А между тем шло короткое и обильное камчатское лето, и у нас были каникулы. На сопках поспела ягода - голубика, шикша, - мы приносили шикшу ведрами. Пришел лосось на нерест, началась путина, по мелководью широкого речного разлива гуляли темные стада рыб. Пластинки их спинных плавников бороздили серебряную гладь реки, и если взмахнуть рукой, стоя близ воды, то она с шумом вскипала, вмиг взрытая тяжелыми ударами рыбьих хвостов. Мои деревянные кораблики с белыми бумажными парусами, пущенные по воде, навсегда исчезали вдали среди лениво играющих горбуш, кеты, кижучей. Я нашел на берегу трубку толстого заморского бамбука, расщепил его и сделал из бамбуковых планок гибкий дальнобойный лук. С Валькой Сочиным мы стреляли из него, целясь в подвешенную тушку безголовой ватной куклы, но мне быстро надоела эта бесцельная стрельба, и я вдруг уходил, ничего не говоря Вальке.
Во дворе школы по-прежнему собирались по вечерам с мечами и щитами, но мне не нравились теперь эти сражения, то и дело прерываемые вздорной словесной склокой, - уже не было в наших играх упоения честным боем и рыцарского духа справедливости... А тут еще появился среди нас прыщавый, усатый юноша, ученик старшего класса, которого его сверстники прозвали почему-то Чичиковым.

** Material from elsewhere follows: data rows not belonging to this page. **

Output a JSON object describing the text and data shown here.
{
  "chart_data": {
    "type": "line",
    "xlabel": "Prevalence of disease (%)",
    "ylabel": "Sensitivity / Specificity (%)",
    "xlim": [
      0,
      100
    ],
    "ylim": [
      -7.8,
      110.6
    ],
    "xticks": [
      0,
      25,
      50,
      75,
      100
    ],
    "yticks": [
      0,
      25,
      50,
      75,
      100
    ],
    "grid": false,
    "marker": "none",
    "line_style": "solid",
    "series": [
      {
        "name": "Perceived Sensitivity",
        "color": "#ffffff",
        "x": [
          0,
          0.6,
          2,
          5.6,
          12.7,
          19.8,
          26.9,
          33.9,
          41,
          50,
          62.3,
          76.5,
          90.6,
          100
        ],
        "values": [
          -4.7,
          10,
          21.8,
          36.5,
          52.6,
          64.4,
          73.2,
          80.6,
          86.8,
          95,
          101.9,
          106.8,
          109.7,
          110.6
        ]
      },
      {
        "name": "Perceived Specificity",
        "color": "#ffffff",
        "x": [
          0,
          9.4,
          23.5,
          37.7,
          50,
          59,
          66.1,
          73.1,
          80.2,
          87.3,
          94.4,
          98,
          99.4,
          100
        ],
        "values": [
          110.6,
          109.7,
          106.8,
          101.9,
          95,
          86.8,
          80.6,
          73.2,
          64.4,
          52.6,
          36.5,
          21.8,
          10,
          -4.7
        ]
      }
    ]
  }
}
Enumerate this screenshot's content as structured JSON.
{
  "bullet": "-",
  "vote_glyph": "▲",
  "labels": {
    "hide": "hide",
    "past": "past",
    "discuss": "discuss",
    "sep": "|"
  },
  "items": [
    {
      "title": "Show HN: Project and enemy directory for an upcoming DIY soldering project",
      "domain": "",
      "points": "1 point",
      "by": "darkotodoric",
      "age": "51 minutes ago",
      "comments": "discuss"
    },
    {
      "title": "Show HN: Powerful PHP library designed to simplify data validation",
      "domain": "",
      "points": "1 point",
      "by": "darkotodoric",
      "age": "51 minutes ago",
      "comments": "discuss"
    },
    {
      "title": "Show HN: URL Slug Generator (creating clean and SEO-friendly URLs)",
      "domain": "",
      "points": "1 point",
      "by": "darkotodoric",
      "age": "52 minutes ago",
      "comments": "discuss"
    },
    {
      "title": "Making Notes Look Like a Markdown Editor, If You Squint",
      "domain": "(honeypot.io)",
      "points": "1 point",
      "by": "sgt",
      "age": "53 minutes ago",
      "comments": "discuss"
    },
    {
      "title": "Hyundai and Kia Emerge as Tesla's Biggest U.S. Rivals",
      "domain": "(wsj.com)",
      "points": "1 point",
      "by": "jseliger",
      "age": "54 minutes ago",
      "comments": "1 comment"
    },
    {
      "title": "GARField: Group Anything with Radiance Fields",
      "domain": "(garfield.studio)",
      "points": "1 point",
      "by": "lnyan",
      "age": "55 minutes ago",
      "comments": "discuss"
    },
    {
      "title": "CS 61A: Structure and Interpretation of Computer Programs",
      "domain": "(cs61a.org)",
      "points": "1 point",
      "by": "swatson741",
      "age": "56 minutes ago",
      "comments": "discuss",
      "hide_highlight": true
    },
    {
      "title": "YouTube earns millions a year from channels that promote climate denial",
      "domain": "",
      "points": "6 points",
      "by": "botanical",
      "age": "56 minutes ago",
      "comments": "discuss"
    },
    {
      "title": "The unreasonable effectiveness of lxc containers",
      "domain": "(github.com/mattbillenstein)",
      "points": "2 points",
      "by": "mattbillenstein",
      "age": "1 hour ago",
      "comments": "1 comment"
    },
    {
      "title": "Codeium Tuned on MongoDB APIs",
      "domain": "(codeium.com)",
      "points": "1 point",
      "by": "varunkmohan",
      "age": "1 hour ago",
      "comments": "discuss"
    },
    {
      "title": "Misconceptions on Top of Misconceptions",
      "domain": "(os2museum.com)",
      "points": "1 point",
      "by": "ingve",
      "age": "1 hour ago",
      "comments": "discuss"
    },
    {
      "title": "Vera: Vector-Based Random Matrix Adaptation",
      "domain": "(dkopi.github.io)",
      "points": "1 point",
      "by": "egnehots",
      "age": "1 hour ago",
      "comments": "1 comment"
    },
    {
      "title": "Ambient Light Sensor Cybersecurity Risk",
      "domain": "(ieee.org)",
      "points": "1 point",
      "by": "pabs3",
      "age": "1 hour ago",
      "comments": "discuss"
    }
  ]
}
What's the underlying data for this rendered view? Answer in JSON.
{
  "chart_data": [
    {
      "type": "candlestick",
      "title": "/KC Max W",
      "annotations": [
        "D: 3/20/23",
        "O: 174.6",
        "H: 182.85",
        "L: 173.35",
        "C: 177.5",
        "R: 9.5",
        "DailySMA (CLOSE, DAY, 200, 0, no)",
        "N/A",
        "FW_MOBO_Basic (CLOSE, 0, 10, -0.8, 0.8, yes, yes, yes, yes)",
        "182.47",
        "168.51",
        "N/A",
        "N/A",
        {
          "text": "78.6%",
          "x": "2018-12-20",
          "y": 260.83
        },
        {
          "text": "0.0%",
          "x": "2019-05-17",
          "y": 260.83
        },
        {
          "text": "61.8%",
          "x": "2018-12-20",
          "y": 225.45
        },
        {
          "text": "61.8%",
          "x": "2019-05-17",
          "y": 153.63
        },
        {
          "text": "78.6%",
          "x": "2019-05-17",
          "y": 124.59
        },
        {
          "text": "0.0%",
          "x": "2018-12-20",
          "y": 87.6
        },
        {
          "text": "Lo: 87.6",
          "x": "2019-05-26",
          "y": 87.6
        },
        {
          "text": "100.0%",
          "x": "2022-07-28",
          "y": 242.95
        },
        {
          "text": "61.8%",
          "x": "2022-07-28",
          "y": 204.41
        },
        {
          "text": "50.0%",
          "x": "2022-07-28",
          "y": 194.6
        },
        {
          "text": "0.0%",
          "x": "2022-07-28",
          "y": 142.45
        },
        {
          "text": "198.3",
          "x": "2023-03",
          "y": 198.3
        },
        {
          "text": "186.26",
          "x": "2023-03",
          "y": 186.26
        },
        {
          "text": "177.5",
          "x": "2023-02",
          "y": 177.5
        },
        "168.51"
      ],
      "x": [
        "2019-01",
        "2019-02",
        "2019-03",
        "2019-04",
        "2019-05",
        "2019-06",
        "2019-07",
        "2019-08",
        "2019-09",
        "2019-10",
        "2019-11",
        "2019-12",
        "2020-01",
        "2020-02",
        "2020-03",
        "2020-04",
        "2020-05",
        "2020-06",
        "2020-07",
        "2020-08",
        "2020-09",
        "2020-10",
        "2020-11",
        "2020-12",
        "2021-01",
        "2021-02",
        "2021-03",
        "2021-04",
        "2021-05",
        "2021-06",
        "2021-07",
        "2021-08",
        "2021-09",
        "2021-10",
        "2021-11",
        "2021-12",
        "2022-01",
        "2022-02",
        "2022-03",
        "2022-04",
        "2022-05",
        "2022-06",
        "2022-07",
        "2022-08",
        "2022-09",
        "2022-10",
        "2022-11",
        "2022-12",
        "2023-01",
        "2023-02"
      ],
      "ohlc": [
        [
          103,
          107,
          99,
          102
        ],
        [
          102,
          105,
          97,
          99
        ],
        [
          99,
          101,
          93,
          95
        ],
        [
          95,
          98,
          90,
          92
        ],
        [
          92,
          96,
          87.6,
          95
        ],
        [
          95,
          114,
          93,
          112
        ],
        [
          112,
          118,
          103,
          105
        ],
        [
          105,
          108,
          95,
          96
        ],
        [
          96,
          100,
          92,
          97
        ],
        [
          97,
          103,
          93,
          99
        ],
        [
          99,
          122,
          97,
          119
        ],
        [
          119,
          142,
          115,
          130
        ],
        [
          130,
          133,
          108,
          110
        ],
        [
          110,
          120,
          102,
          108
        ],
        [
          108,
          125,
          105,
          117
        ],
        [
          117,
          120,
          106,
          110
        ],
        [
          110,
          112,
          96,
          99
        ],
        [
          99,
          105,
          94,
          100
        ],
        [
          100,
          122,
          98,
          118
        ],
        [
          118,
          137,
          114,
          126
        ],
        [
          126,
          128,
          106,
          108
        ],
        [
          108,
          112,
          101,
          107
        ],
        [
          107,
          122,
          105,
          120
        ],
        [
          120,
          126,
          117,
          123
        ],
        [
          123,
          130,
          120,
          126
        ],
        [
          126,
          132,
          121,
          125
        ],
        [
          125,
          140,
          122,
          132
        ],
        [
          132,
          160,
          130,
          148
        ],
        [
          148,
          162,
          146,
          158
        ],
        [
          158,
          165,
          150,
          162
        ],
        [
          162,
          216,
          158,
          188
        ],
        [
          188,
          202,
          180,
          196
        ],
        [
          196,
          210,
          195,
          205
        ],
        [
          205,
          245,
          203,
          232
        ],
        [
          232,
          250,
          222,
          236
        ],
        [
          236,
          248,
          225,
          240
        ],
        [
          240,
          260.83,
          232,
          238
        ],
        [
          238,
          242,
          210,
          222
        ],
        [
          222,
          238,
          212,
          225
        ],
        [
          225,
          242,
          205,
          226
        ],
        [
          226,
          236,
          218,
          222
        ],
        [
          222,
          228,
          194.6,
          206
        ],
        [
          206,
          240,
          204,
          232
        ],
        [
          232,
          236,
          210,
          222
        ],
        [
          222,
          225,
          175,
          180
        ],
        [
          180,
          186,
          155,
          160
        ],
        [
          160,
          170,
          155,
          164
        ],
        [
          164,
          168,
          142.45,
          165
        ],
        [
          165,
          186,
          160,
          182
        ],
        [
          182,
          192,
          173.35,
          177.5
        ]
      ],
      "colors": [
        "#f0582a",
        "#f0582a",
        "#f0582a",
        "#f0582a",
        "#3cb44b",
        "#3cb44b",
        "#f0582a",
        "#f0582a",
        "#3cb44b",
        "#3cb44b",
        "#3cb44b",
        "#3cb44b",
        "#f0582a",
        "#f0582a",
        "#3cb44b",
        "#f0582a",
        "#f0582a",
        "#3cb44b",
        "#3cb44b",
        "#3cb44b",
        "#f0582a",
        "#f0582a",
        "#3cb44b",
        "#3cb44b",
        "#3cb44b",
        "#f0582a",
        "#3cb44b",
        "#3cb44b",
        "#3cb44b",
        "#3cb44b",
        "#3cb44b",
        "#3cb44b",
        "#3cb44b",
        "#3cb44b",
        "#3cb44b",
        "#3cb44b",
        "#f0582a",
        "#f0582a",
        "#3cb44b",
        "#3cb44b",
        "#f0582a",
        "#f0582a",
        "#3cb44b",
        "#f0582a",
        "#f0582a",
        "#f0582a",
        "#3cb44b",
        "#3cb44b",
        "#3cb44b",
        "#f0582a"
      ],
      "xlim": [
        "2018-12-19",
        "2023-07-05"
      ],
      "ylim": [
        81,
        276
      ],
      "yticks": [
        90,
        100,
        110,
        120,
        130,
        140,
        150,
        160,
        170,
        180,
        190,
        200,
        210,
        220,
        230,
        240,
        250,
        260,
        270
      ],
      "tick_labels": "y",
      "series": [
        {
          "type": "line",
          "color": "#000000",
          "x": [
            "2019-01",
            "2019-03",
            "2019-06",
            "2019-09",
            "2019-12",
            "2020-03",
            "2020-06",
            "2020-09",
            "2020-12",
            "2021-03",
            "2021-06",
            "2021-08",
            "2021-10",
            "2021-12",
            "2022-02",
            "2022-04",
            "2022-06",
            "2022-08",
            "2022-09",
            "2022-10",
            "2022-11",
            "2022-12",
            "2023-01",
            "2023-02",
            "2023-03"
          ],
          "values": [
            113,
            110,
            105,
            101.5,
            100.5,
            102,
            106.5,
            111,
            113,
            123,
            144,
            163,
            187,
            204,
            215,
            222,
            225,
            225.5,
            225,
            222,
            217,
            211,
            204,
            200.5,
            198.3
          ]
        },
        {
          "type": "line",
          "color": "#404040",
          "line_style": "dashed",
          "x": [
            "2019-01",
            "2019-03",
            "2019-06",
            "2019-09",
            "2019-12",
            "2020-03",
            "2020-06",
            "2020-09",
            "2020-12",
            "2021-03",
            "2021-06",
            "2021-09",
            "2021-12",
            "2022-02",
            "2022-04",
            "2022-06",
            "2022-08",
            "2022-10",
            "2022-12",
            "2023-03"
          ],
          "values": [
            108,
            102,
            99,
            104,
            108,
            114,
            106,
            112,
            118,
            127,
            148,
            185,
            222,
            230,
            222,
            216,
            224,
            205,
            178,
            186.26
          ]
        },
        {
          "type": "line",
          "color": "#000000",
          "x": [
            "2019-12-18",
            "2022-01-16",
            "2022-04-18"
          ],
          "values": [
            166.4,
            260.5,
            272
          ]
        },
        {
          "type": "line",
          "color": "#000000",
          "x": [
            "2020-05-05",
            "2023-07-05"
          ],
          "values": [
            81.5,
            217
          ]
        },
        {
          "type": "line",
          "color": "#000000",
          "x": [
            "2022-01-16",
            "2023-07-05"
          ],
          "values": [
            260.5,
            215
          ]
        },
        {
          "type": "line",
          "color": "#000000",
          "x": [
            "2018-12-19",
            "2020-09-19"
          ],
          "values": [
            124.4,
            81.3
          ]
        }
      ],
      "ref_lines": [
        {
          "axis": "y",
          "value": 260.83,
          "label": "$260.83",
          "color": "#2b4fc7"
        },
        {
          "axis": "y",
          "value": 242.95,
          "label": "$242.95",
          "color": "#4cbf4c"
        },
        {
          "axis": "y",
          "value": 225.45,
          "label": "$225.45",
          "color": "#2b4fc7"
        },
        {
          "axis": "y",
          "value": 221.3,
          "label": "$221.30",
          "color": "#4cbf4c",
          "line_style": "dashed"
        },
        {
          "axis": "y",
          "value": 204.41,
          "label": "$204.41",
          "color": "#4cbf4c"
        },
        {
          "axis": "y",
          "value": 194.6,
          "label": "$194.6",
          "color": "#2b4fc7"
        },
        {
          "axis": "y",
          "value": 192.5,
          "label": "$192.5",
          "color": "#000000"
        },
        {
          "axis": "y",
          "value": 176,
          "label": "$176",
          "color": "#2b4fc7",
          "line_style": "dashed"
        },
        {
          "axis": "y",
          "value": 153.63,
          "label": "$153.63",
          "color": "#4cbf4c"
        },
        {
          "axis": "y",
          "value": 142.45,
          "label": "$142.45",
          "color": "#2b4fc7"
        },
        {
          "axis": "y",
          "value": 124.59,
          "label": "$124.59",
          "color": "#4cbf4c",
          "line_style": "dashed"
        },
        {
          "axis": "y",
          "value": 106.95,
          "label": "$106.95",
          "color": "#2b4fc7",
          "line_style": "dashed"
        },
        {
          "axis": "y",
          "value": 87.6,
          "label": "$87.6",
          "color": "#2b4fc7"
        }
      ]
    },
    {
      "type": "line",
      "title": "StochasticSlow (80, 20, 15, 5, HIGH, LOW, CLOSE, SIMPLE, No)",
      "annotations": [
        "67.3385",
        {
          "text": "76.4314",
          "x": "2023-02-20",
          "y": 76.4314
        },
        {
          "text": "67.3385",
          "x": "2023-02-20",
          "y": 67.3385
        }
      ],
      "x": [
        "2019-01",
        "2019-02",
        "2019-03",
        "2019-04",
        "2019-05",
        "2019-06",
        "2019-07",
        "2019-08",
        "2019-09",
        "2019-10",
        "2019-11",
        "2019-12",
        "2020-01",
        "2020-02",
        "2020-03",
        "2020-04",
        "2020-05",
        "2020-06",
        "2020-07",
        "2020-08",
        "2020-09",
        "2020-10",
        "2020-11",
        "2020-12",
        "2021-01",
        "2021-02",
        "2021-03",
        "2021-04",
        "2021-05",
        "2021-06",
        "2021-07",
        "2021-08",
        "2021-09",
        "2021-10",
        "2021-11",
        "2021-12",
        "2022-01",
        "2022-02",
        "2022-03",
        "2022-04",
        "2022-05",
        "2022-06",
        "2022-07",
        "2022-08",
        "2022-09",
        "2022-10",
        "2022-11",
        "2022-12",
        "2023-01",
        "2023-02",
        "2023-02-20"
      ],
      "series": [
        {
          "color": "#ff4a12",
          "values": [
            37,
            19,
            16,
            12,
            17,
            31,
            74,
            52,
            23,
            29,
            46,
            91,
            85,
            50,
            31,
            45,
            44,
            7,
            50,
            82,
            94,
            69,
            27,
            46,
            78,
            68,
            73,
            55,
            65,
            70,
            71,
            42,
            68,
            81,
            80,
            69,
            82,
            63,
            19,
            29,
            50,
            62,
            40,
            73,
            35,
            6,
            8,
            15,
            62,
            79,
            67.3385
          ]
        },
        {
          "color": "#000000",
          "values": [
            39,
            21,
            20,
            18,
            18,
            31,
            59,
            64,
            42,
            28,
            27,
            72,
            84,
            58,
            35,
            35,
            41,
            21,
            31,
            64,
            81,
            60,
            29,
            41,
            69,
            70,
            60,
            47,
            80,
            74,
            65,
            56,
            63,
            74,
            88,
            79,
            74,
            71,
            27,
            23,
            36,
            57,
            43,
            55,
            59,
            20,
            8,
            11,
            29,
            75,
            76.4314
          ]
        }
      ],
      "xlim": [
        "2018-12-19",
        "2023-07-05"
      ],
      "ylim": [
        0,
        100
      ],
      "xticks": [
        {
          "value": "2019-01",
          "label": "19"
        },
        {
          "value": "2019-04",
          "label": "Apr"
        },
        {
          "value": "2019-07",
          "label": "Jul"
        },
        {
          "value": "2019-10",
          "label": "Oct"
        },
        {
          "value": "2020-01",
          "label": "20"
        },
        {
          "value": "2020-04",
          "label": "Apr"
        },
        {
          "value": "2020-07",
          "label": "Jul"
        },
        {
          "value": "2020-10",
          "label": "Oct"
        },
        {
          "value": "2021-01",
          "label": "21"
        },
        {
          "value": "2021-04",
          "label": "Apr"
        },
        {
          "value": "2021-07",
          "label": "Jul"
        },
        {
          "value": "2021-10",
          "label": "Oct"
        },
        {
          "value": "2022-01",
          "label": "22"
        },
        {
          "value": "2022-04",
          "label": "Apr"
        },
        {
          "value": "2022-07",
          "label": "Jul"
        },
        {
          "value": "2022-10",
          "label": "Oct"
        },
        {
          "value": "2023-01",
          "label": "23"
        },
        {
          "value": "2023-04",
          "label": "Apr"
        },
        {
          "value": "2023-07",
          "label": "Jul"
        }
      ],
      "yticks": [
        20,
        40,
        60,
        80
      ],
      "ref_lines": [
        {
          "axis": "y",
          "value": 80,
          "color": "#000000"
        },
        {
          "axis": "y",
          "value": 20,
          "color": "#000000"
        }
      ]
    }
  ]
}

Этот Чичиков собирал нас позади дровяного сарая и, странно улыбаясь, тихим голоском рассказывал нам непотребные анекдоты и наставлял в разных пакостях.
И вот однажды, придя домой от этого Чичикова с нехорошей встревоженностью в душе, я узнал от матери, что только-только Валерка с бабушкой и Ниной со всеми вещами уехали на машине к пристани... Я выскочил из дома и бегом через весь поселок помчался к консервному заводу, возле которого находились причалы для катеров и барж. Я бежал и от слез не видел под собою дороги: уже было известно, что родителей Валерки судили и после увезли куда-то, что дети и дряхлая старушка должны одни уехать на материк, в Москву, первым же пароходом, и этот пароход, видимо, уже прибыл...
В запоздалом откровении сердце постигло беспощадную правду: я не должен был ходить на сопку за ягодами с кем попало, не должен был слушать Чичикова, не должен был спокойно пить, и есть, и спать на своей постели - я должен был находиться рядом с Валеркой и разделить с ним страшный, неизмеримый его позор, но я не сделал этого... Я бежал по усыпанной шлаком и сухой рыбьей чешуей дороге, и мне хотелось упасть и кататься по ней, биться головой о землю.
Ко мне привязался какой-то желтый лохмоногий щенок с обрывком веревки на шее. Он путался в ногах, чуть отставал и затем догонял меня, звонко взлаивал, подбрасывая широкие тряпочные уши, небольно хватал меня за ноги, и, остановившись, я с рыданиями отпихивал щенка от себя. Я познал новую грань любви, сверкающую и узкую, как лезвие ножа, - надрезающую сердце боль вечной утраты. Я уже знал, что нас с Валеркой разделила какая-то страшная сила, и перед нею я ничего не могу...
Когда прибежал я на пристань, мне вдруг стало ясно, что напрасно спешил. На что надеялся, чего хотел? Броситься к нему на шею, ощутить последнее объятие, вымолить прощение? Зачем? Я увидел, как по шатким помостям внутрь большого рыбачьего кунгаса спускается Валерка, волоча сбоку себя какой-то громадный узел. А позади него робко жались друг к дружке смуглая стройненькая Нина и крошечная бабушка в серой вязаной шапочке.
Далеко в море стоял на якоре пароход, к нему катер должен был подтянуть кунгас. И этот пароход выглядел таинственным, прекрасным, как и любой корабль, одиноко стоящий на рейде.